In Ligurien hat der Berliner Bildhauer Rainer Kriester vor fast zwanzig Jahren eine Landschaft gefunden, die seine Steinblöcke mit Himmel und Erde kommunizieren lässt. Fotos von diesem Freiluftatelier des Künstlers fehlen in keinem seiner Kataloge.

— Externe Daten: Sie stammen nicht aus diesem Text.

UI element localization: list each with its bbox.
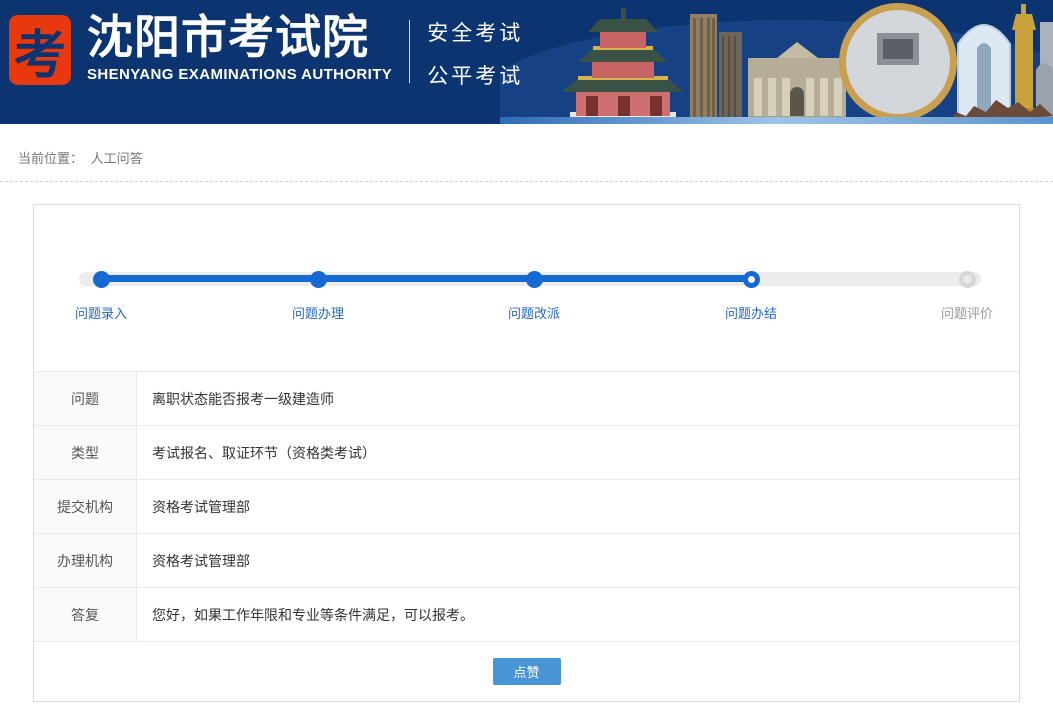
step-label: 问题办结	[725, 303, 777, 322]
step-label: 问题录入	[75, 303, 127, 322]
header-divider	[409, 20, 410, 83]
table-row-submit-org: 提交机构 资格考试管理部	[34, 480, 1019, 534]
qa-detail-table: 问题 离职状态能否报考一级建造师 类型 考试报名、取证环节（资格类考试） 提交机…	[34, 371, 1019, 642]
stepper-step-3: 问题改派	[508, 271, 560, 322]
table-row-question: 问题 离职状态能否报考一级建造师	[34, 372, 1019, 426]
table-row-reply: 答复 您好，如果工作年限和专业等条件满足，可以报考。	[34, 588, 1019, 642]
site-logo-seal-icon[interactable]: 考	[9, 15, 71, 85]
breadcrumb-prefix: 当前位置：	[18, 151, 83, 166]
step-label: 问题办理	[292, 303, 344, 322]
progress-stepper: 问题录入 问题办理 问题改派 问题办结 问题评价	[34, 205, 1019, 371]
site-title-block: 沈阳市考试院 SHENYANG EXAMINATIONS AUTHORITY	[87, 13, 392, 83]
step-label: 问题评价	[941, 303, 993, 322]
city-landmarks-illustration	[500, 0, 1053, 124]
row-label: 类型	[34, 426, 137, 479]
site-subtitle: SHENYANG EXAMINATIONS AUTHORITY	[87, 66, 392, 83]
table-row-handle-org: 办理机构 资格考试管理部	[34, 534, 1019, 588]
step-dot-icon	[92, 271, 109, 288]
like-button[interactable]: 点赞	[493, 658, 561, 685]
slogan-line-2: 公平考试	[427, 60, 523, 90]
row-label: 提交机构	[34, 480, 137, 533]
row-value: 资格考试管理部	[137, 534, 1019, 587]
step-dot-icon	[525, 271, 542, 288]
breadcrumb-current: 人工问答	[91, 151, 143, 166]
actions-bar: 点赞	[34, 642, 1019, 701]
row-label: 答复	[34, 588, 137, 641]
step-label: 问题改派	[508, 303, 560, 322]
row-value: 考试报名、取证环节（资格类考试）	[137, 426, 1019, 479]
breadcrumb: 当前位置： 人工问答	[0, 124, 1053, 182]
table-row-type: 类型 考试报名、取证环节（资格类考试）	[34, 426, 1019, 480]
qa-detail-panel: 问题录入 问题办理 问题改派 问题办结 问题评价 问题 离职状态能否报考一级建造…	[33, 204, 1020, 702]
row-value: 离职状态能否报考一级建造师	[137, 372, 1019, 425]
site-title: 沈阳市考试院	[87, 13, 392, 61]
stepper-step-5: 问题评价	[941, 271, 993, 322]
slogan-line-1: 安全考试	[427, 17, 523, 47]
stepper-step-4: 问题办结	[725, 271, 777, 322]
stepper-step-2: 问题办理	[292, 271, 344, 322]
step-dot-icon	[742, 271, 759, 288]
header-slogan: 安全考试 公平考试	[427, 17, 523, 90]
row-value: 您好，如果工作年限和专业等条件满足，可以报考。	[137, 588, 1019, 641]
stepper-step-1: 问题录入	[75, 271, 127, 322]
step-dot-icon	[958, 271, 975, 288]
row-label: 问题	[34, 372, 137, 425]
stepper-progress-bar	[101, 275, 751, 282]
row-label: 办理机构	[34, 534, 137, 587]
row-value: 资格考试管理部	[137, 480, 1019, 533]
site-header: 考 沈阳市考试院 SHENYANG EXAMINATIONS AUTHORITY…	[0, 0, 1053, 124]
step-dot-icon	[309, 271, 326, 288]
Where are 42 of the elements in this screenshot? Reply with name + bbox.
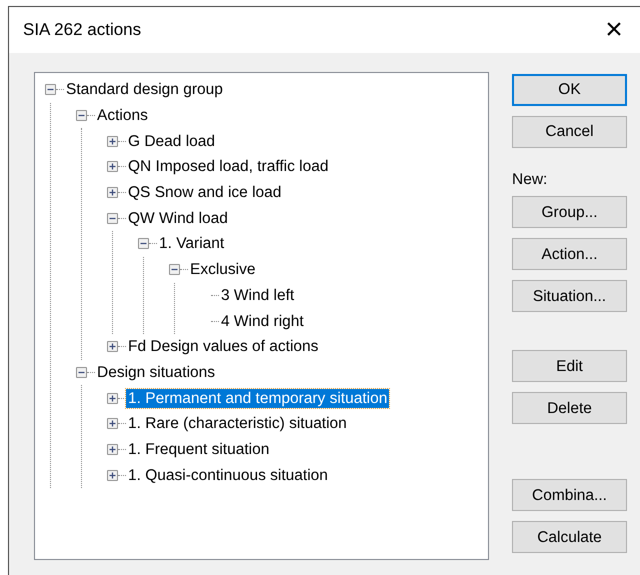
dialog-button[interactable]: OK [512, 74, 627, 106]
expand-icon[interactable] [107, 341, 118, 352]
collapse-icon[interactable] [45, 84, 56, 96]
tree-item[interactable]: QW Wind load [126, 208, 230, 228]
tree-item[interactable]: Fd Design values of actions [126, 337, 320, 356]
tree-item[interactable]: Exclusive [188, 260, 258, 280]
expand-icon[interactable] [107, 161, 118, 172]
dialog-button[interactable]: Edit [512, 350, 627, 382]
expand-icon[interactable] [107, 187, 118, 198]
section-label: New: [512, 170, 548, 190]
tree-item[interactable]: QS Snow and ice load [126, 183, 284, 202]
tree-item[interactable]: Standard design group [64, 80, 225, 100]
collapse-icon[interactable] [138, 238, 149, 250]
expand-icon[interactable] [107, 470, 118, 481]
expand-icon[interactable] [107, 136, 118, 147]
collapse-icon[interactable] [107, 212, 118, 224]
dialog-button[interactable]: Combina... [512, 479, 627, 512]
close-button[interactable]: × [599, 15, 629, 45]
tree-item[interactable]: G Dead load [126, 132, 218, 151]
tree-item[interactable]: 3 Wind left [219, 286, 296, 305]
tree-item[interactable]: 1. Frequent situation [126, 440, 272, 459]
collapse-icon[interactable] [76, 366, 87, 378]
dialog-button[interactable]: Delete [512, 392, 627, 424]
dialog-button[interactable]: Group... [512, 196, 627, 228]
tree-item[interactable]: 1. Quasi-continuous situation [126, 466, 330, 485]
dialog-button[interactable]: Calculate [512, 521, 627, 554]
tree-item[interactable]: Actions [95, 106, 150, 126]
tree-item[interactable]: 1. Variant [157, 234, 226, 254]
tree-item[interactable]: QN Imposed load, traffic load [126, 157, 330, 176]
tree-item[interactable]: 1. Rare (characteristic) situation [126, 414, 349, 434]
collapse-icon[interactable] [76, 110, 87, 122]
tree-item[interactable]: Design situations [95, 362, 218, 382]
tree-item[interactable]: 1. Permanent and temporary situation [126, 388, 390, 408]
expand-icon[interactable] [107, 444, 118, 455]
expand-icon[interactable] [107, 392, 118, 404]
dialog-button[interactable]: Situation... [512, 280, 627, 312]
dialog-button[interactable]: Cancel [512, 116, 627, 148]
dialog-button[interactable]: Action... [512, 238, 627, 270]
tree-item[interactable]: 4 Wind right [219, 312, 306, 331]
collapse-icon[interactable] [169, 264, 180, 276]
window-title: SIA 262 actions [23, 19, 142, 42]
expand-icon[interactable] [107, 418, 118, 430]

In Ligurien hat der Berliner Bildhauer Rainer Kriester vor fast zwanzig Jahren eine Landschaft gefunden, die seine Steinblöcke mit Himmel und Erde kommunizieren lässt. Fotos von diesem Freiluftatelier des Künstlers fehlen in keinem seiner Kataloge. Seine scharfkantigen "Köpfe" und mit Lineaturen überzogenen "Sonnenzeichen" gleichen dort schon von weitem einer prähistorischen Kultstätte. Dennoch sind sie nicht Ausdruck eines kollektiven Glaubens oder gemeinschaftlichen Rituals sondern individuelle und monumentale Setzung. Da stemmt sich einer mit archaischer Wucht gegen den Verlust von verbindlichen Symbolen.

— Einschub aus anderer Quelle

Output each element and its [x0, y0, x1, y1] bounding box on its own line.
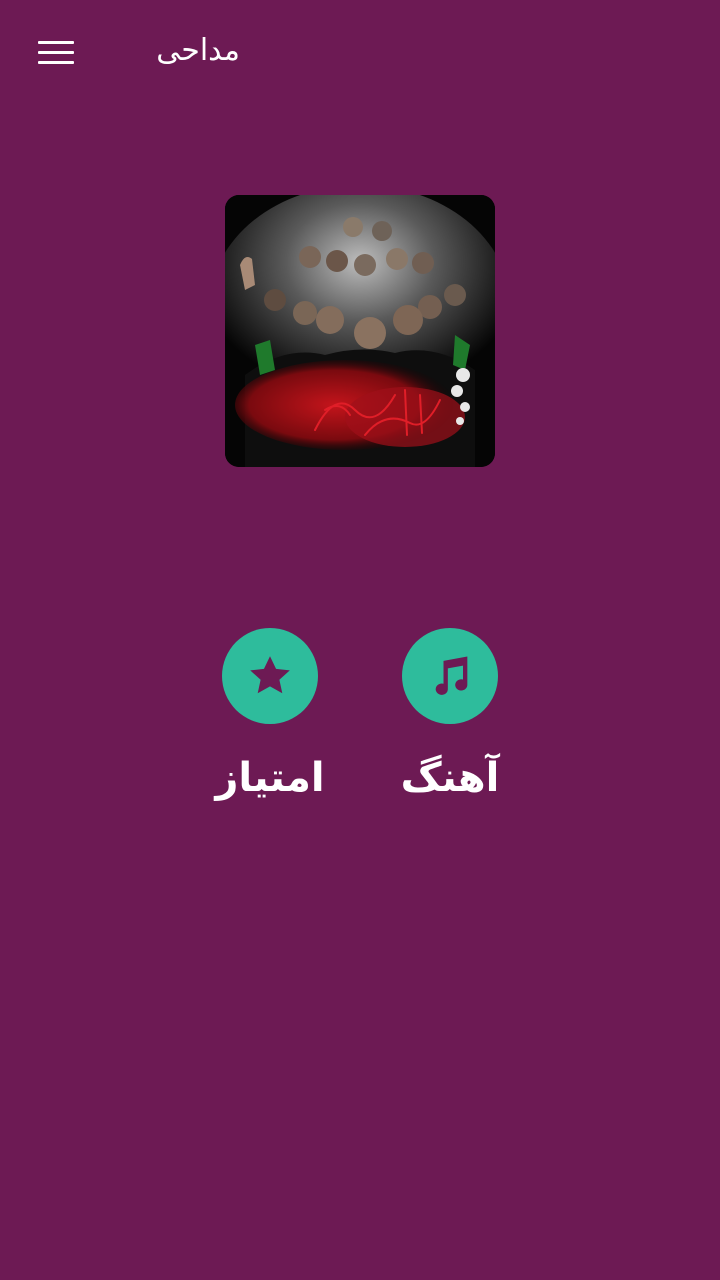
music-button[interactable]: آهنگ [380, 628, 520, 818]
poster-illustration [225, 195, 495, 467]
hamburger-menu-icon [38, 40, 74, 44]
music-note-icon [435, 656, 468, 695]
hero-image [225, 195, 495, 467]
rating-icon-circle [222, 628, 318, 724]
app-title: مداحی [156, 33, 240, 68]
music-icon-circle [402, 628, 498, 724]
music-label: آهنگ [400, 755, 500, 801]
hamburger-bar [38, 50, 74, 54]
rating-label: امتیاز [215, 755, 325, 801]
hamburger-bar [38, 60, 74, 64]
star-icon [250, 656, 290, 694]
menu-button[interactable] [30, 30, 82, 74]
app-bar: مداحی [0, 0, 720, 100]
rating-button[interactable]: امتیاز [200, 628, 340, 818]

In Berlin wurde der Bildhauer nun anlässlich seines 65. Geburtstages von Wolf-Dieter Heilmeyer, Direktor der Antikensammlung, ins Pergamonmuseum eingeladen. Die Ausstellung "Der mediterrane Traum" beginnt mit "Sonnenzeichen" aus Bronze im Ehrenhof, lässt eine "Große Stele" vor dem Markttor von Milet obeliskengleich in die Höhe fahren, reiht Kriesters Skulpturen unter Grabmäler und stellt sie im Athenasaal am Ende einer Promenade auf, die von Göttinnen, Kaiserinnen und Amazonen gesäumt wird. So stellt ihnen die museale Inszenierung fast alle Bedeutungsebenen zur Verfügung, die die Überlieferung der antiken Mythen in Stein und Architektur nur kennt.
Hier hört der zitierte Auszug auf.